La cancel culture alla bolognese che offende pure i partigiani
Bocciato in storia, e anche in antifascismo. Non è andata benissimo al sindaco di Bologna Matteo Lepore, l’alzata di ingegno su patrioti e partigiani.
Voleva fare un dispetto alla destra, e si è ritrovato protagonista di una figuraccia, anche agli occhi di diversi dirigenti e militanti Anpi – i meno settari – che storcono la bocca imbarazzati, od offesi. Come si può cancellare la parola patrioti? Come si può rimuovere così, con un colpo di spugna, un sostantivo così carico di significati e prestigio prima nel Risorgimento e poi con la Resistenza?

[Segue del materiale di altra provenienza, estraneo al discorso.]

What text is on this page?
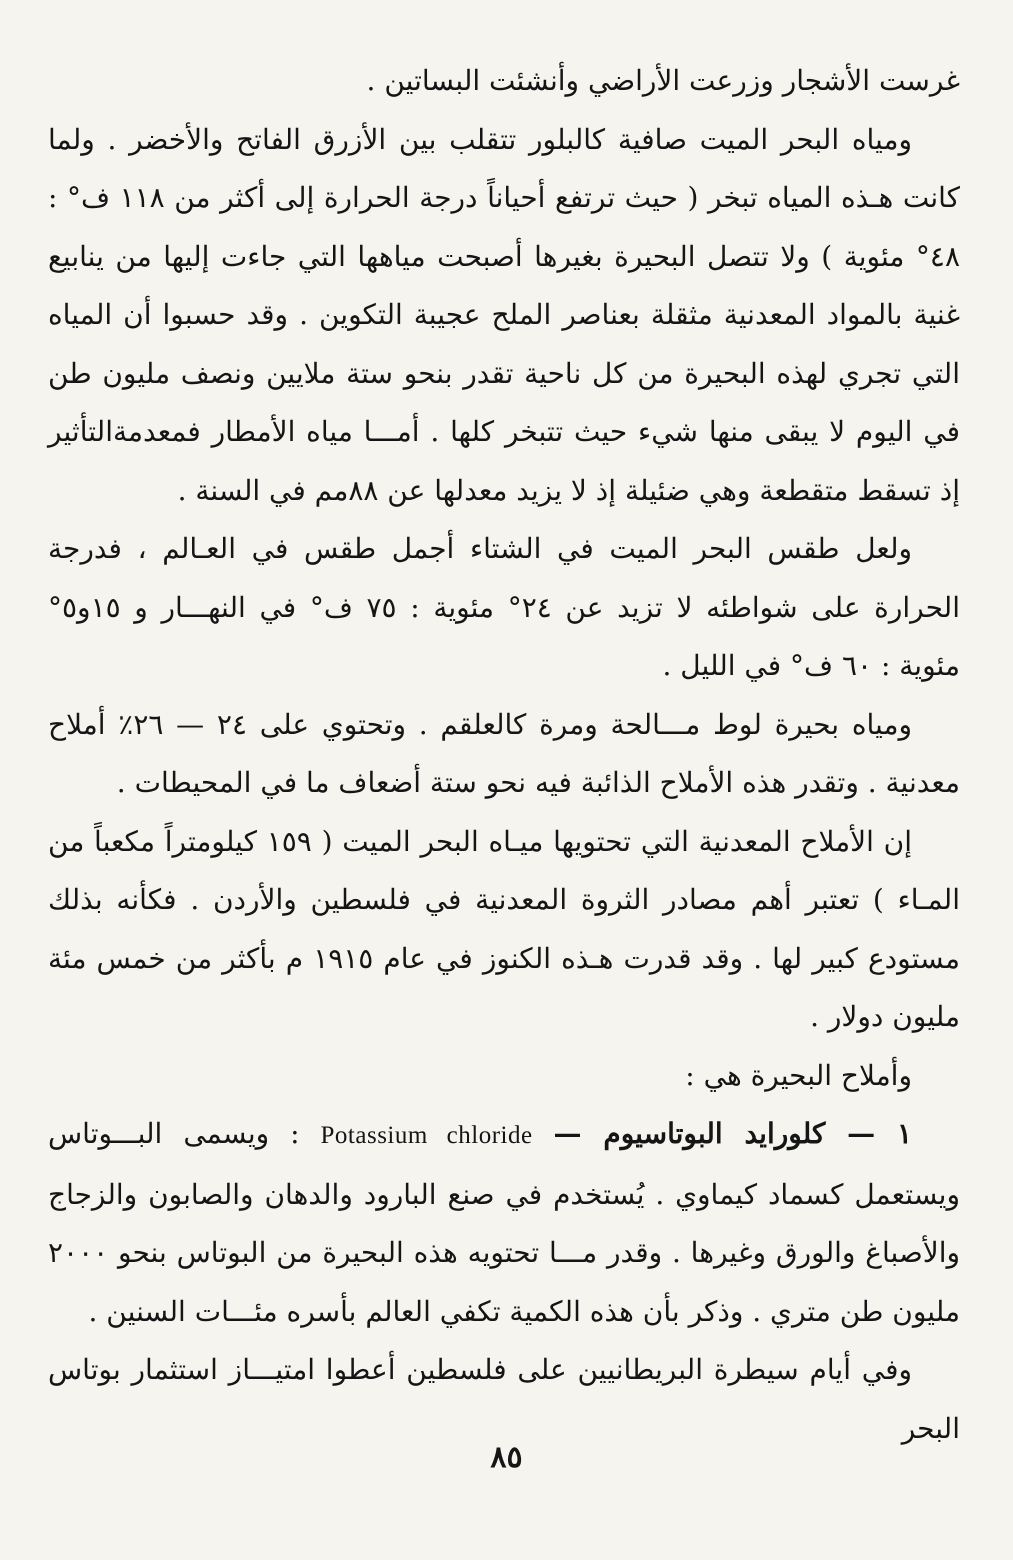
غرست الأشجار وزرعت الأراضي وأنشئت البساتين .

ومياه البحر الميت صافية كالبلور تتقلب بين الأزرق الفاتح والأخضر . ولما كانت هـذه المياه تبخر ( حيث ترتفع أحياناً درجة الحرارة إلى أكثر من ١١٨ ف° : ٤٨° مئوية ) ولا تتصل البحيرة بغيرها أصبحت مياهها التي جاءت إليها من ينابيع غنية بالمواد المعدنية مثقلة بعناصر الملح عجيبة التكوين . وقد حسبوا أن المياه التي تجري لهذه البحيرة من كل ناحية تقدر بنحو ستة ملايين ونصف مليون طن في اليوم لا يبقى منها شيء حيث تتبخر كلها . أمـــا مياه الأمطار فمعدمةالتأثير إذ تسقط متقطعة وهي ضئيلة إذ لا يزيد معدلها عن ٨٨مم في السنة .

ولعل طقس البحر الميت في الشتاء أجمل طقس في العـالم ، فدرجة الحرارة على شواطئه لا تزيد عن ٢٤° مئوية : ٧٥ ف° في النهـــار و ١٥و٥° مئوية : ٦٠ ف° في الليل .

ومياه بحيرة لوط مـــالحة ومرة كالعلقم . وتحتوي على ٢٤ — ٢٦٪ أملاح معدنية . وتقدر هذه الأملاح الذائبة فيه نحو ستة أضعاف ما في المحيطات .

إن الأملاح المعدنية التي تحتويها ميـاه البحر الميت ( ١٥٩ كيلومتراً مكعباً من المـاء ) تعتبر أهم مصادر الثروة المعدنية في فلسطين والأردن . فكأنه بذلك مستودع كبير لها . وقد قدرت هـذه الكنوز في عام ١٩١٥ م بأكثر من خمس مئة مليون دولار .

وأملاح البحيرة هي :

١ — كلورايد البوتاسيوم — Potassium chloride : ويسمى البـــوتاس ويستعمل كسماد كيماوي . يُستخدم في صنع البارود والدهان والصابون والزجاج والأصباغ والورق وغيرها . وقدر مـــا تحتويه هذه البحيرة من البوتاس بنحو ٢٠٠٠ مليون طن متري . وذكر بأن هذه الكمية تكفي العالم بأسره مئـــات السنين .

وفي أيام سيطرة البريطانيين على فلسطين أعطوا امتيـــاز استثمار بوتاس البحر

٨٥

Eppure il primo cittadino del rosso capoluogo emiliano, questo si era messo in testa: sradicarlo dall’uso comune. Per ragioni di mera politica, perché la parola patrioti è molto cara alla presidente del consiglio Giorgia Meloni, e a al suo partito, che l’ha fatta propria. Era il dicembre 2021 quando la leader di FdI, non ancora premier, declinava la sua linea sulle imminenti elezione per il Quirinale. «Non accetteremo compromessi, vogliamo un patriota» disse facendo chiaramente riferimento a una figura che avesse a cuore gli interessi nazionali. Da allora quest’espressione è stata sempre più usata. Troppo per la sinistra bolognese, che ha deciso di rimuoverla, letteralmente, dalla toponomastica. La giunta ha infatti adottato una delibera, per uniformare i «titoli» di coloro che 80 anni fa hanno lottato per la Liberazione, facendo in modo che sotto il loro nome comparisse solo la definizione di partigiano. Da un’ottantina di vie, quindi, sparirebbe definizione di «patriota» o «patriota del secondo risorgimento». «I cittadini erano confusi, abbiamo deciso di uniformare», si sono giustificati a Palazzo d’Accursio.

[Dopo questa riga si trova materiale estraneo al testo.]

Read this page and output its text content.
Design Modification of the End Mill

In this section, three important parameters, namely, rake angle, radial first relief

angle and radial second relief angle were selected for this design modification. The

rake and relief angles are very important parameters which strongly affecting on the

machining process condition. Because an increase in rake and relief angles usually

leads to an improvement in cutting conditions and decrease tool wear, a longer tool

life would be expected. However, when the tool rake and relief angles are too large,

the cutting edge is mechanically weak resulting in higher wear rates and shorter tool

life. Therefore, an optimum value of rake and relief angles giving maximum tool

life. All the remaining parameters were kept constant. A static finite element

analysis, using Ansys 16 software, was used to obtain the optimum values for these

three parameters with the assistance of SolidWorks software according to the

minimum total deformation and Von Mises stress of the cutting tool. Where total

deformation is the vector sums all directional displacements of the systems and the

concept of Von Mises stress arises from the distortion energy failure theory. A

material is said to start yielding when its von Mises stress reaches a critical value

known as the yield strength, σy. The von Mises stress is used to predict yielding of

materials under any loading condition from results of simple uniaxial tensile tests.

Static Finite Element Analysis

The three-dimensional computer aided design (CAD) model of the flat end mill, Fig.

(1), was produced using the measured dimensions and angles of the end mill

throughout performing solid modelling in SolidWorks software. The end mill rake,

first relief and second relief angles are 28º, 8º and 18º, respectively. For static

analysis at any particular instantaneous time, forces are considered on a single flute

Eppure la storia parla chiaro: i resistenti erano definiti, e si definivano, anche patrioti. Molti ricordano i canti partigiani che citano «la patria nostra». E la Fiap – erede della tradizione azionista della Resistenza – ha condiviso un’immagine eloquente, quella della testata «Patrioti»: «A Bologna viene rimossa la parola patrioti dalla toponomastica» si legge nel post della Federazione, che fa notare: «Il periodico clandestino delle brigate Giustizia e Libertà, curato da Enzo Biagi, si chiamava Patrioti». E anche in casa Anpi (quindi tendenza comunista), il periodico, un tempo cartaceo e oggi on line, si chiama «Patria indipendente». E nella tessera Anpi, le tre categorie di iscrizione sono «partigiano», «antifascista» e «patriota» appunto, spesso usato per chi non aveva la divisa. Chissà se gli zelanti amministratori di Bologna ne sanno qualcosa.